The CIT was created using philanthropic capital from Mercy Corps as well as patient equity from an impact investor to create a financial product for community ownership of a retail strip mall for residents in the neighborhood. Residents receive financial and investment training, and invest as little as $10 to $100 per month buying shares and paying back the down payment on the property, which had been provided by Mercy Corps and the impact investors. The resident investors, who are mostly renters, women, people of color, and refugees and immigrants receive dividends annually, and long-term share price appreciation based on the mortgage reduction and change in the property’s value. Their investment is protected from loss through a letter of credit from the bank that provided the mortgage, which also allows investors to exit any time. In 28 months since launch, the CIT has delivered three rounds of dividends averaging 9.3 percent to 140 families to-date, and a share price gain from $10/share to $15.86/share. For low-income investors that don’t get access to traditional investment opportunities, this is significant.

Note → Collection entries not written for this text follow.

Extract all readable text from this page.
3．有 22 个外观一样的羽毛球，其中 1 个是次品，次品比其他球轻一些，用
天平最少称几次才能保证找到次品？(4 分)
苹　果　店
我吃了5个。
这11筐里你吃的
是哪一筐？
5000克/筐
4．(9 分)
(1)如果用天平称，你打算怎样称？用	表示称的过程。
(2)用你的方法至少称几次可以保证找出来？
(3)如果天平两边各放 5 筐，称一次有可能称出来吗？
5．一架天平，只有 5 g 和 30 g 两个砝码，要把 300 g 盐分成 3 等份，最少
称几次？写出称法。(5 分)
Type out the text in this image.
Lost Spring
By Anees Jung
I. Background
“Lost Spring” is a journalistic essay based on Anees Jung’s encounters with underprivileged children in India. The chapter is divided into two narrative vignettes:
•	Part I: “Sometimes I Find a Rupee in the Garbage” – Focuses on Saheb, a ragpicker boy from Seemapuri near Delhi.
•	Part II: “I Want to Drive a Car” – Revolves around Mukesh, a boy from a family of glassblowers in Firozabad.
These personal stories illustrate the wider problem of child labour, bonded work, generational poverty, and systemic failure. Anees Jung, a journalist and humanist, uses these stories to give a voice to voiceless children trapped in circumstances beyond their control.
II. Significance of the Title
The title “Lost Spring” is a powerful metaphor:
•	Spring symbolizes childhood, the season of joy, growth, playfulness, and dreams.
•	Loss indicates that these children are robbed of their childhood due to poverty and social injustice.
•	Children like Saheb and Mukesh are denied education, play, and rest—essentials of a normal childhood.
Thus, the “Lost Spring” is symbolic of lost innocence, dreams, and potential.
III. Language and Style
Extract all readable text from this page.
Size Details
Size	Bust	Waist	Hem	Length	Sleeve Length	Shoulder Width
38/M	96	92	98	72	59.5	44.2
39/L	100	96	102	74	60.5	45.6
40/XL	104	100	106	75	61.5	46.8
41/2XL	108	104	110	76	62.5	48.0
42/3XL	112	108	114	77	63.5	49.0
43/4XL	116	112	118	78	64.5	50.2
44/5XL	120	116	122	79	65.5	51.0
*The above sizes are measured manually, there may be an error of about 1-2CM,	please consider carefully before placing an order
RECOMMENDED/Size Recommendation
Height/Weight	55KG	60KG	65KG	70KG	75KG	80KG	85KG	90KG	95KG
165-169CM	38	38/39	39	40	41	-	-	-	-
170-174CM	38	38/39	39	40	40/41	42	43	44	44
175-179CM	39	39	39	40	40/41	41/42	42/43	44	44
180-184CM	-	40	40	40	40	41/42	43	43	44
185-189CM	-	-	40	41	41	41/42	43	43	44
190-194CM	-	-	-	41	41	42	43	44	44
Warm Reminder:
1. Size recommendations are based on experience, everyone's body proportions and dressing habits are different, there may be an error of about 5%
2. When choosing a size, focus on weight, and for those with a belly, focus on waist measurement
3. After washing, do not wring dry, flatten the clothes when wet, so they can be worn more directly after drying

For foundations and impact investors working on closing the racial wealth gap, models like the CIT create not only a wealth-building opportunity for low-income people of color, but also catalyze democratic participation at a meaningful scale by offering access to place-based ownership.

More grant funding and patient capital for community development corporations can also provide terms that facilitate passing on property ownership to residents and communities. Early grant equity in a deal can help reduce the cost later for tenants who are also sufficiently organized to acquire their properties from developers — which ties into the third piece.

Foundations should invest in power-building for housing justice and other community organizing groups through unrestricted grants. Equally important is the need to support grassroots community organizers that have already been doing the work to hold developers and municipal bodies accountable by advocating for affordability and community benefits. It is these community organizers that help push the envelope on racial equity, but they are still severely under-resourced. The deployment of philanthropic capital in ways that helps build power for these groups is especially important here. The same organizers who help tenants push for policies more favorable to communities can also help organize tenants to own properties themselves.

As we collectively come to terms with the fact that the full economic impacts of COVID-19 are still evolving, the call-to-action is to lay the foundation for alternative models of development that walk the racial equity talk. The capital necessary to act as a hedge and mitigating force against private equity’s extractive real estate deals can be found in philanthropy and impact investment and the time to double down on these community-owned models is now, before the next land grab occurs.